Heat To Build into Northeastern Europe

  • So far, Europe's growing season has seen warmth dominate to the south, while it's been a back-and-forth pattern with mostly cooler than normal temperatures farther to the north.
    • Ocean temperatures with cold water in the North Atlantic and a strip of warmth to the south have helped create that contrast and oscillating boundary.
  • After a cool down this past week, a strong warm surge into northeastern Europe (reaching Germany and Poland) will follow on Saturday.
  • Dryness will continue along with the heat to stress reproductive corn across all but far northern areas.
  • In some northern areas, it has been wet, which has benefited reproductive summer crops but has slowed harvest of winter crops.

As seen on the map below, the contrast of the cold water to the north and the band of warmth to the south enhances the jet stream in that contrast zone, moving storms inland. These carry cooler air to the north and pump warmer air to the south (from off the warmer water). The arrows show how the flow beneath the storm track comes in from the colder water to the north and the warmer than normal water to the south.

The average temperature anomalies over the last 60 days indicate that the dominant pattern has been chilly to the north and warmer to the south.

Temperature Anomalies - Last 60 Days

The boundary has settled to the south this last week, with a large cooler Atlantic air mass following on the heels of a storm tracking across northern Europe.

Temperature Anomalies - Last 5 Days

The next 10 days will see the warmth spread northward again ahead of the next storm.

Temperature Anomaly Forecast - Next 10 Days

Over the last 4 months, the North has seen ups and downs with some overall cooling while warmth has persisted to the southwest and northeast.

After the last cool down, the next week will see another surge of warmth pushing into the Northeast. The ridge in northeastern Europe will focus very high temperatures on Saturday into southeastern Germany and Poland.

Forecasted Temperature Snapshot - Midday August 8

Although it has been wetter across the Northwest, northern Germany, the Netherlands and Scandinavia over the last 30 and 60 days, dryness has persisted in central France, southern Germany, in Poland and in southeastern Europe.

Precipitation Anomalies - Last 30 Days
Precipitation Anomalies - Last 60 Days

The annual precipitation (shown over the 120-day anomaly chart) shows that the dryness from France to Germany, in Poland and in southeastern Europe has been a long term trend.

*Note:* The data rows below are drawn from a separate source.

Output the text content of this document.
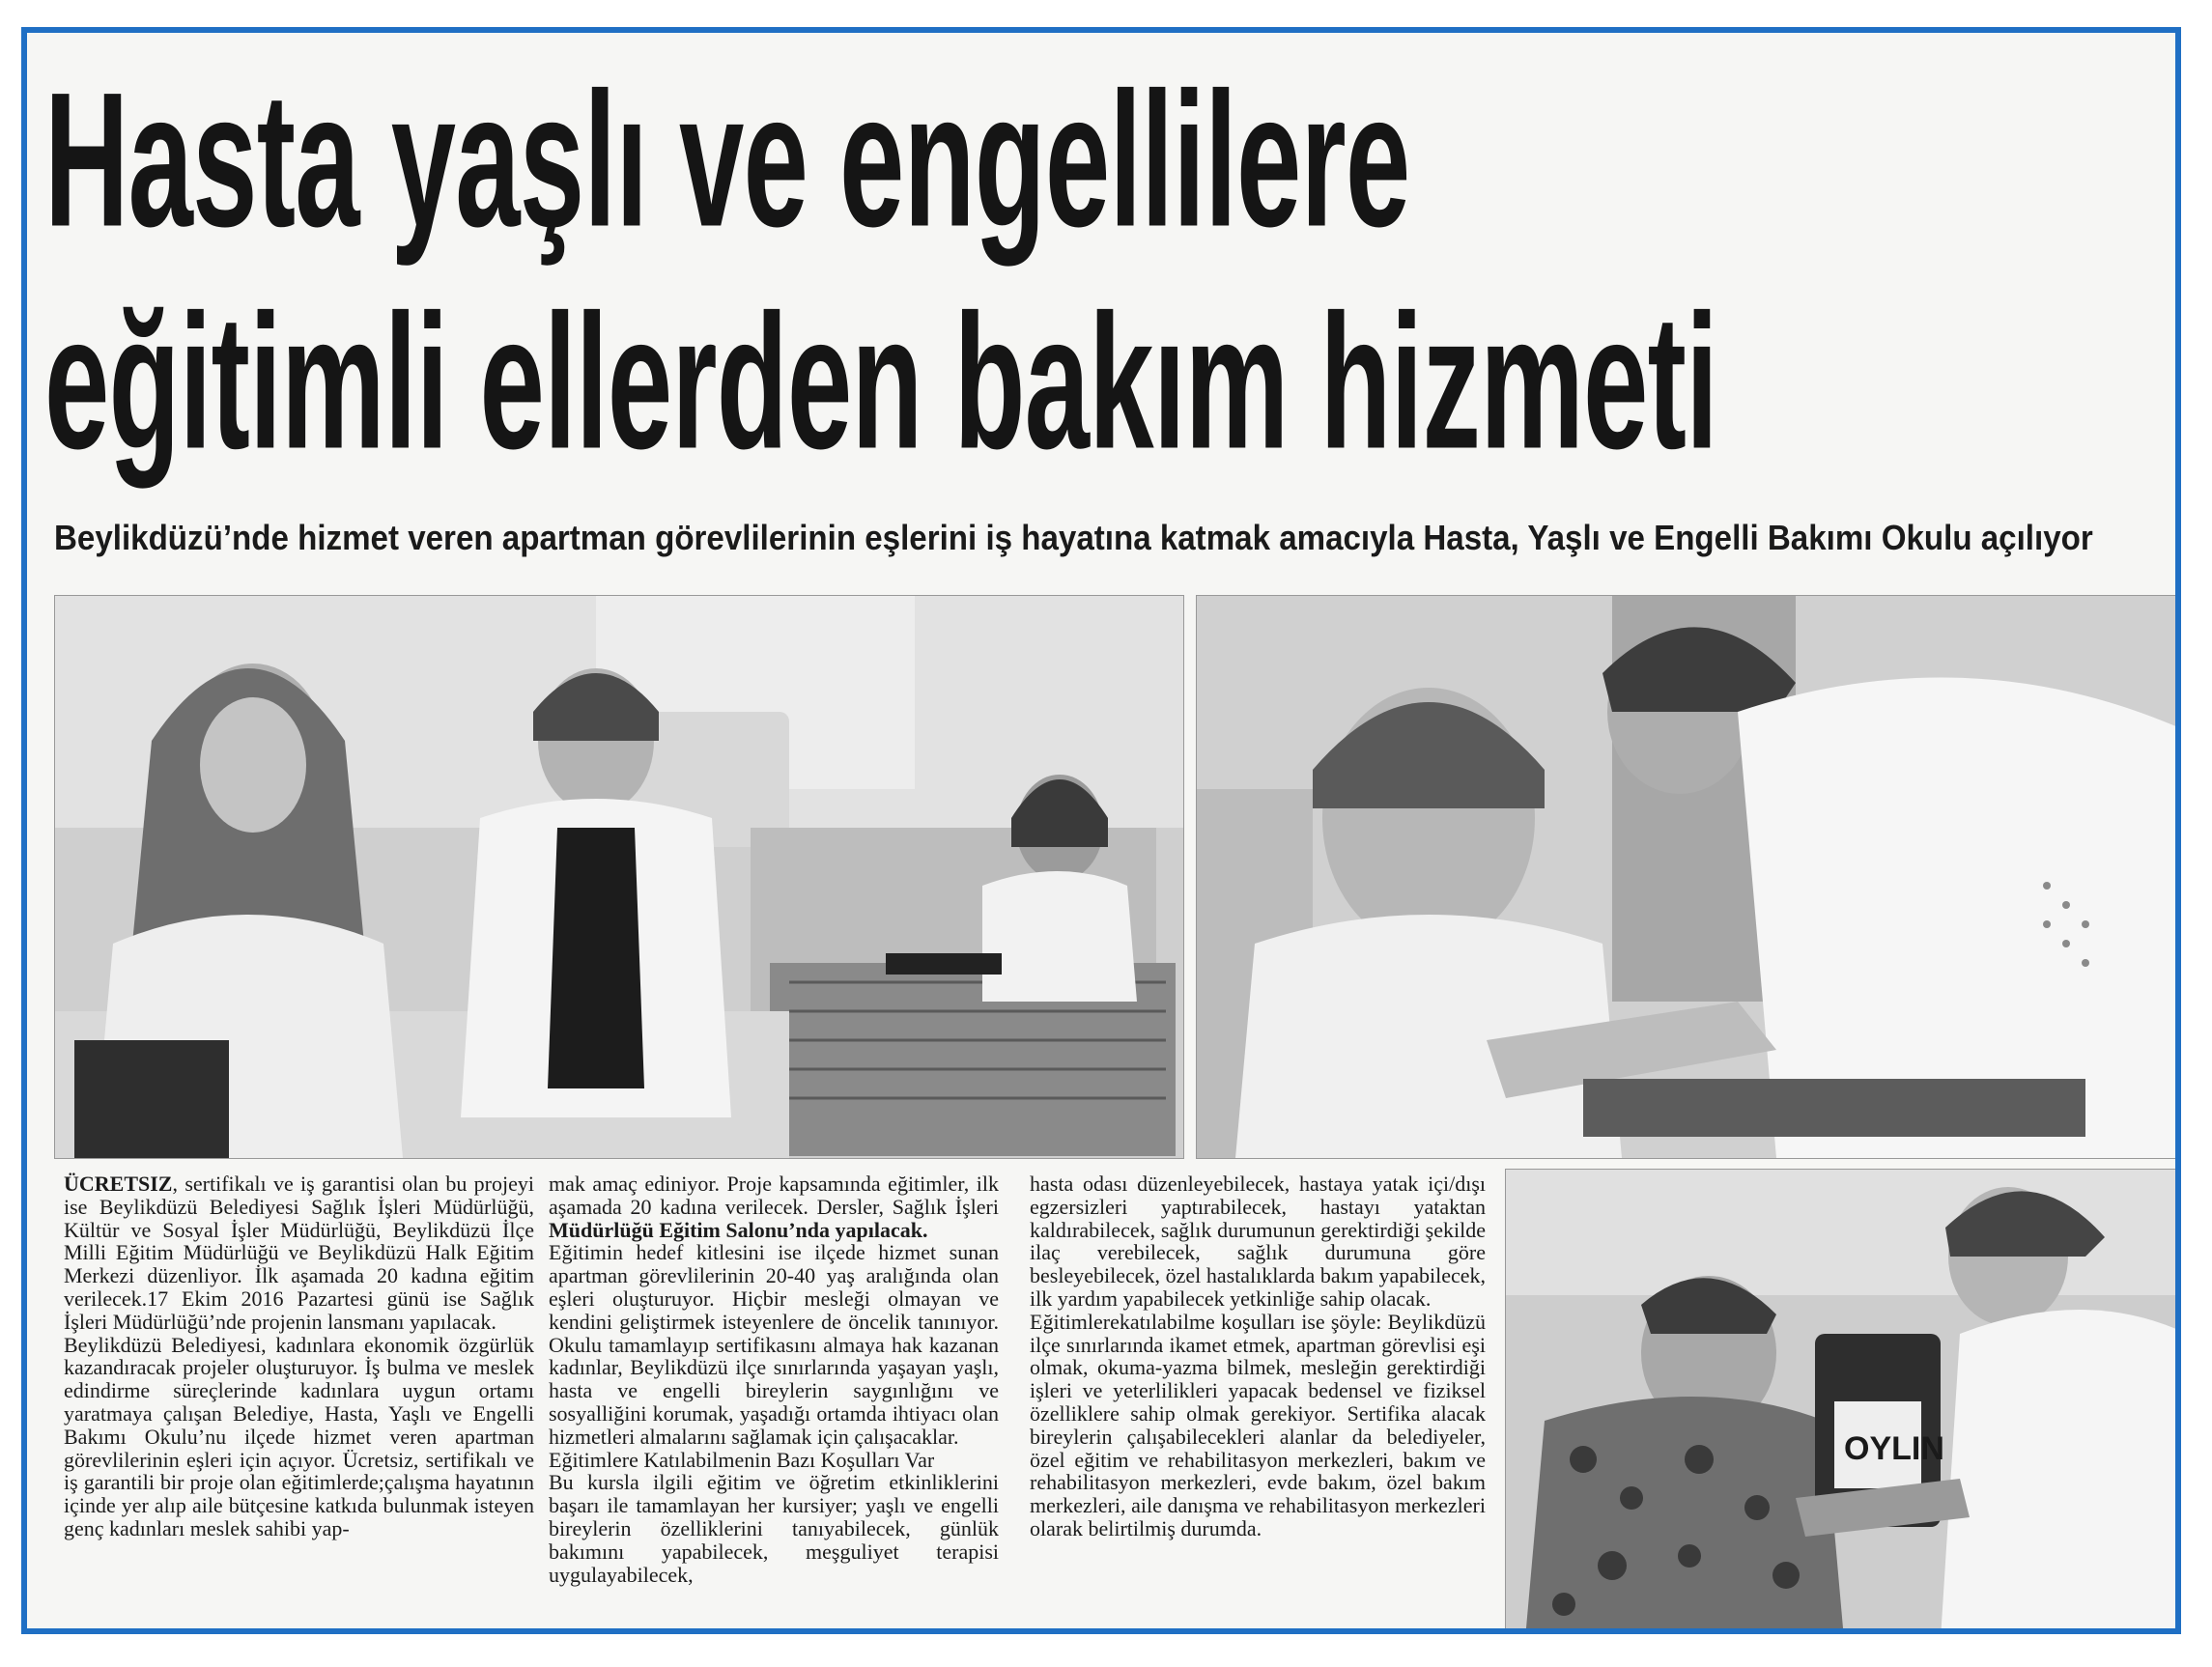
Hasta yaşlı ve engellilere
eğitimli ellerden bakım hizmeti
Beylikdüzü’nde hizmet veren apartman görevlilerinin eşlerini iş hayatına katmak amacıyla Hasta, Yaşlı ve Engelli Bakımı Okulu açılıyor
OYLIN

ÜCRETSIZ, sertifikalı ve iş garantisi olan bu projeyi ise Beylikdüzü Belediyesi Sağlık İşleri Müdürlüğü, Kültür ve Sosyal İşler Müdürlüğü, Beylikdüzü İlçe Milli Eğitim Müdürlüğü ve Beylikdüzü Halk Eğitim Merkezi düzenliyor. İlk aşamada 20 kadına eğitim verilecek.17 Ekim 2016 Pazartesi günü ise Sağlık İşleri Müdürlüğü’nde projenin lansmanı yapılacak.

Beylikdüzü Belediyesi, kadınlara ekonomik özgürlük kazandıracak projeler oluşturuyor. İş bulma ve meslek edindirme süreçlerinde kadınlara uygun ortamı yaratmaya çalışan Belediye, Hasta, Yaşlı ve Engelli Bakımı Okulu’nu ilçede hizmet veren apartman görevlilerinin eşleri için açıyor. Ücretsiz, sertifikalı ve iş garantili bir proje olan eğitimlerde;çalışma hayatının içinde yer alıp aile bütçesine katkıda bulunmak isteyen genç kadınları meslek sahibi yap-

mak amaç ediniyor. Proje kapsamında eğitimler, ilk aşamada 20 kadına verilecek. Dersler, Sağlık İşleri Müdürlüğü Eğitim Salonu’nda yapılacak.

Eğitimin hedef kitlesini ise ilçede hizmet sunan apartman görevlilerinin 20-40 yaş aralığında olan eşleri oluşturuyor. Hiçbir mesleği olmayan ve kendini geliştirmek isteyenlere de öncelik tanınıyor. Okulu tamamlayıp sertifikasını almaya hak kazanan kadınlar, Beylikdüzü ilçe sınırlarında yaşayan yaşlı, hasta ve engelli bireylerin saygınlığını ve sosyalliğini korumak, yaşadığı ortamda ihtiyacı olan hizmetleri almalarını sağlamak için çalışacaklar.

Eğitimlere Katılabilmenin Bazı Koşulları Var

Bu kursla ilgili eğitim ve öğretim etkinliklerini başarı ile tamamlayan her kursiyer; yaşlı ve engelli bireylerin özelliklerini tanıyabilecek, günlük bakımını yapabilecek, meşguliyet terapisi uygulayabilecek,

hasta odası düzenleyebilecek, hastaya yatak içi/dışı egzersizleri yaptırabilecek, hastayı yataktan kaldırabilecek, sağlık durumunun gerektirdiği şekilde ilaç verebilecek, sağlık durumuna göre besleyebilecek, özel hastalıklarda bakım yapabilecek, ilk yardım yapabilecek yetkinliğe sahip olacak.

Eğitimlerekatılabilme koşulları ise şöyle: Beylikdüzü ilçe sınırlarında ikamet etmek, apartman görevlisi eşi olmak, okuma-yazma bilmek, mesleğin gerektirdiği işleri ve yeterlilikleri yapacak bedensel ve fiziksel özelliklere sahip olmak gerekiyor. Sertifika alacak bireylerin çalışabilecekleri alanlar da belediyeler, özel eğitim ve rehabilitasyon merkezleri, bakım ve rehabilitasyon merkezleri, evde bakım, özel bakım merkezleri, aile danışma ve rehabilitasyon merkezleri olarak belirtilmiş durumda.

The following image shows the areas where vegetation has been most negatively affected (orange colors). Greener areas reflect the best vegetation health.

The next 10 days look to be wettest across western and central areas ahead of the next cool front (behind the warm surge). Note how dry it will be to the east.

Summary

Most of central and southern Europe has had a warmer and drier summer than in recent years in part due to temperatures in the Atlantic Ocean, which are cold to the north and warm to the south.

Another untimely surge of heat is forecasted following a cool week last week. This will further hurt yields of reproductive corn. The dryness will favor the drydown and harvest of winter grains.